As near as Newbridge was, this was the first time Anna had been home since she went away to school. And Toby Richmond was coming too, for a week’s visit. Anna was to meet him at the train and show him where the mailman could be found.

David wished his mother would take off her apron. But if he asked her to, she’d look hurt if she understood why he asked. If she took it off docilely, without understanding, he’d feel more ashamed still.

He saw Steve sauntering up the road. Damn it, they’d meet exactly at the gate. He stooped to make out he was tying
up his laces. He wanted to be alone when he met Toby and Anna. But Steve waited for him.

He straightened the crown of his cap before he got to the gate. Steve glanced covertly at his new sport shirt and white sneakers. He didn’t say anything, but it was the glance you give a friend in company with someone you’ve both been ridiculing before. David felt the shirt and sneakers like some foolish and betraying feature. They’d been smooth as breath on him when he’d looked at himself in the mirror. Now, with Steve so shielded himself in ordinary clothes, he was conscious of their very outline; grown enormous on him; something to be lifted each time he moved.

“I got the
white
sneakers,” he said, “because they’re so cool. Jazzus, Steve, this shirt’s cool too.”

“Yeah?”

David felt silly again. His explanation had been
too
eager to fool anyone. He felt half angered at himself for this compulsion to cut the whims of his privacy to pieces, before the other boys. He felt half angered at them because their own way seemed so snug inside them. They just looked out
over
it at everyone else. They never had to say anything at all.

He hoped Steve would move along when they got to the post office; but he didn’t. He stood there awkwardly, yet with that maddening self-containment. He’s taking everything in, David thought.

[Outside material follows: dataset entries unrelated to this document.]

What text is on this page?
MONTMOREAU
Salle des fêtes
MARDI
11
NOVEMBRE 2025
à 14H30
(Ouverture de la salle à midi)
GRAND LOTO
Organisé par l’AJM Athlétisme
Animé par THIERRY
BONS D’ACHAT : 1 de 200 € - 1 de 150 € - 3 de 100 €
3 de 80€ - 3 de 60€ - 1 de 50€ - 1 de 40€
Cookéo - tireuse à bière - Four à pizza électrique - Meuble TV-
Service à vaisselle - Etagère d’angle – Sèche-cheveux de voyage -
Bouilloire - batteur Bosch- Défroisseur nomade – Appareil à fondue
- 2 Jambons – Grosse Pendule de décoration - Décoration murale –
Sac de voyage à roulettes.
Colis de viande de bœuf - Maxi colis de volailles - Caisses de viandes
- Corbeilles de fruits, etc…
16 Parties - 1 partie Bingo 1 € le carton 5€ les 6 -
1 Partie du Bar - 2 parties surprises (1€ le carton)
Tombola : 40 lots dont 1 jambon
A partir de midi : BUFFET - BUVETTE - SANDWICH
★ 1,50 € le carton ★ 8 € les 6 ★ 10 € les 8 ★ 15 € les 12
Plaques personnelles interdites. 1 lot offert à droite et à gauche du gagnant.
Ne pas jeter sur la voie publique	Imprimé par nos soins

He had planned to take smooth charge of the greeting. But with Steve there, the things he’d had ready to say (“Welcome to the wilds” … “Isn’t this a corking day?”) felt shallow in his mouth. Treacherous, somehow.

“Hi, Dave,” Anna called.

“Hi, Anna.”

The wagon stopped. She sprang out and ran toward
him. There was a moment of indecision in each of them: did the other expect to kiss or not? They didn’t kiss. Only their hands met in a clumsy rush.

“Hi, Toby,” David said.

“Hi, Dave.”

“Ain’t it hot!” David said. He couldn’t bring out “isn’t,” with Steve standing there.

“Hi, Steve,” Anna said, “how are you?”

She didn’t speak as if Steve were among the things wonderful to find still here when she came back, he was just something on the periphery of the moment of arriving. Though he’d felt that Steve was in the way, himself, David wished her greeting had had more rush about it.

“Is this your bag?” Toby said to Anna.